We are now less than two months away from key CARES Act provisions expiring at the end of September, and that means there will be massive changes to the airline industry overnight starting October 1. As we creep closer, calls to extend CARES Act funding have grown louder. Those calls should be ignored. It’s time for airlines to make the necessary, painful changes for long term survival, even though it means a whole lot of people will be out of a job. A lot of you work for airlines, and I’m fully aware that you aren’t going to like this post, but there is a better way to handle this.
In mid-March — when COVID-19 had the US economy instantly unraveling — CARES Act support of the airline industry sounded like a decent idea in theory. After all, we had the president claiming it was a minor flu, and the idea that it would be gone just as quickly as it arrived had not yet been completely dismissed.
The dream of a V-shaped recovery meant this idea had good rationale. Since the airline industry plays an important role in keeping the economy moving, a bridge over that “V” would allow for a quicker recovery for the entire economy. The money would keep the airlines fully-staffed and in a place where they’d be ready to bounce back quickly sometime before October 1. And just in case the airlines didn’t understand this, the government put restrictions that said no layoffs could happen until that date anyway.
If we had experienced a V-shaped recovery, there wouldn’t be much to talk about. But since that time, the situation has changed. Most of the world now understands that COVID-19 isn’t going away any time soon. It is highly infectious, and a lot of people are dying. Some may downplay the impact of this virus, but it is utterly devastating to the families of the 150,000+ Americans who have died… and also to the economy on the whole.
From an airline perspective, we are on the third leg of what we can now only hope is a W-shaped recovery. When that begins to turn up again is anyone’s guess, but it’s clear that we are going to be stuck with depressed demand for some time. Within the US, things may loosen up if we ever figure out how to put a mask on properly and cases drop. But outside the US, there will be lingering concern about allowing visitors from countries who mismanaged the virus for a very long time. The US is at the top of that list.
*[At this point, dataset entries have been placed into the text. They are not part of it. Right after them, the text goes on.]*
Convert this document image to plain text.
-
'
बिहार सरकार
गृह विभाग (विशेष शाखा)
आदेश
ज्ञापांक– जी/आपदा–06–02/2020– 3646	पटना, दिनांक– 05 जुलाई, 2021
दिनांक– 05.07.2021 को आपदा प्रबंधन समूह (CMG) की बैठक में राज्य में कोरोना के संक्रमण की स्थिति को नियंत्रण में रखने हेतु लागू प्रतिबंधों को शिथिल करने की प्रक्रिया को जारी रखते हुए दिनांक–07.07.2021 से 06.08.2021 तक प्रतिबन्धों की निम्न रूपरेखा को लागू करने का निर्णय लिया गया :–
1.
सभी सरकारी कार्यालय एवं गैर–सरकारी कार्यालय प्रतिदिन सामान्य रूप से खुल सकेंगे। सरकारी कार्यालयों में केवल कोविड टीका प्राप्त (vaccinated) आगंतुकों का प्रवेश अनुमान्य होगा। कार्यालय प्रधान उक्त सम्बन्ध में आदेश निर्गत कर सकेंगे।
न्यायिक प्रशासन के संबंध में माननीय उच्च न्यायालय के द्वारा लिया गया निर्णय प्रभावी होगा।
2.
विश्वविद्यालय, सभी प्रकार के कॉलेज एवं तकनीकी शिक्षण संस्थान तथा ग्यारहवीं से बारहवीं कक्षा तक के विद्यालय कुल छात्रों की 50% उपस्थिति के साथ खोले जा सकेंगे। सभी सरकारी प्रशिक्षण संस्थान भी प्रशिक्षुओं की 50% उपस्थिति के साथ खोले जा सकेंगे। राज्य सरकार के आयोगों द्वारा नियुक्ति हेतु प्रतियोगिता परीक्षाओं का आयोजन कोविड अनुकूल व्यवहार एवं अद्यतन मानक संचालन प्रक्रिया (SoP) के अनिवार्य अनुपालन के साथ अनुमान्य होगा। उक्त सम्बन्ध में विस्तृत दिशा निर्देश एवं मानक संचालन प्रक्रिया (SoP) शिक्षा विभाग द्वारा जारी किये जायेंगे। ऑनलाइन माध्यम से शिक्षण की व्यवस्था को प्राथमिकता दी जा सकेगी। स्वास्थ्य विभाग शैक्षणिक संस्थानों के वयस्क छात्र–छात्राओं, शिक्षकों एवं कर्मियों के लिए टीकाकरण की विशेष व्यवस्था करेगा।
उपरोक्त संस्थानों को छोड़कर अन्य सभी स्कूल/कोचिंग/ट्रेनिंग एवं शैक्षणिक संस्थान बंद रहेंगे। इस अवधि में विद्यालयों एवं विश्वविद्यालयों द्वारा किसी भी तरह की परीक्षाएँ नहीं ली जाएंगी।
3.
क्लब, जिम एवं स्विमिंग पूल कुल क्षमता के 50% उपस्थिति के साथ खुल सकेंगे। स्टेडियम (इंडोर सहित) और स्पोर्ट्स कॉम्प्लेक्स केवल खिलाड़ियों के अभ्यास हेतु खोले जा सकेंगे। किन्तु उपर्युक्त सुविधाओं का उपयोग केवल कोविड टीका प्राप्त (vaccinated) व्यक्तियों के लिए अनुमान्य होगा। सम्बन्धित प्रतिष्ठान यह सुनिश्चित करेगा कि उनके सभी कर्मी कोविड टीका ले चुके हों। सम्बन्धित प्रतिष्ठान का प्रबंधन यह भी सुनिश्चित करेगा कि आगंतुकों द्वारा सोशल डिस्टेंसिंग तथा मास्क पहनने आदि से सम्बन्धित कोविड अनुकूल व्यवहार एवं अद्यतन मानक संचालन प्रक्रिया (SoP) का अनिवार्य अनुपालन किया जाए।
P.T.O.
Even when the doors open, travelers will be very hesitant to return. We saw that in the second leg of the “W” when only a small chunk of travel returned before the recovery froze. And international travel remains flat-lined. By next summer, I would hope that there will be broad ability to travel internationally again, but it won’t be in the same numbers. American has already said its long-haul schedule will be down at least 25 percent next summer. It describes that as conservative, but I’d call it wishful thinking. IATA says traffic now won’t return to 2019 levels until 2024.
With that background, the original CARES Act plan begins to make little sense, but you wouldn’t know that if you listened to the unions. This isn’t a criticism. It’s their job to protect the jobs of their members, so this is exactly what they should be doing. But when the Air Line Pilots Association (ALPA) says that the CARES Act should be extended to “ensure the stability of the airline industry and a robust rebound to passenger travel,” it now rings hollow. The chances of seeing a “robust” recovery any time soon continue to drop daily. Airlines need to prepare for that fact.
The CARES Act has kept airline employees in their jobs, and it has maintained service to every airport from every airline with few exceptions. Now that we know that this drop in demand won’t end soon, it’s time to step back and rethink how this should go.
The CARES Act’s Payroll Support Program set aside $25 billion for passenger airlines to pay their employees for six months. In January of this year, there were 452,933 full-time equivalent employees. That comes out to $110,000 per employee on an annualized basis. That is a lot of money.
Of course, we can argue that the government will get some of this money back if the warrants given in exchange amount to anything valuable, but regardless, it seems safe to say that this is more money than should be spent to keep the airlines fully employed when full employment won’t be necessary for a long time. It just becomes a jobs program, and not a great one at that.
The airlines are walking zombies now. They’re flying more flights than they need with far more employees as well. That’s why as we approach October 1, you see staggering numbers. United, for example, sent out WARN Act notices to 36,000 employees saying they could be furloughed. The number won’t likely reach that high in reality, but it will still be a large number if there aren’t more volunteers.
These are changes that are necessary, and I hate having to say that. It will mean a lot of people will be out of work. I believe in a social safety net, but I don’t think airline employees should have that net paying them to work in jobs that aren’t needed. That’s why this money would be put to better use funding extra unemployment coverage. That way, those who are most in need and don’t make a lot will be taken care of. And those who make a ton will have to settle for less while we all work through the pain.
Yes, some cities will lose airlines for the time being, and everyone will see reduced frequency. But the airlines need to come to terms with the new normal, and they can’t do that until they can shrink to a more reasonable size. More government aid may be good for employees, but it won’t help the airline industry make the necessary changes to prepare for the future. The government should take care of the employees through unemployment insurance, universal basic income, or some other broader program. Then the airlines can begin the hard task of preparing for a different future.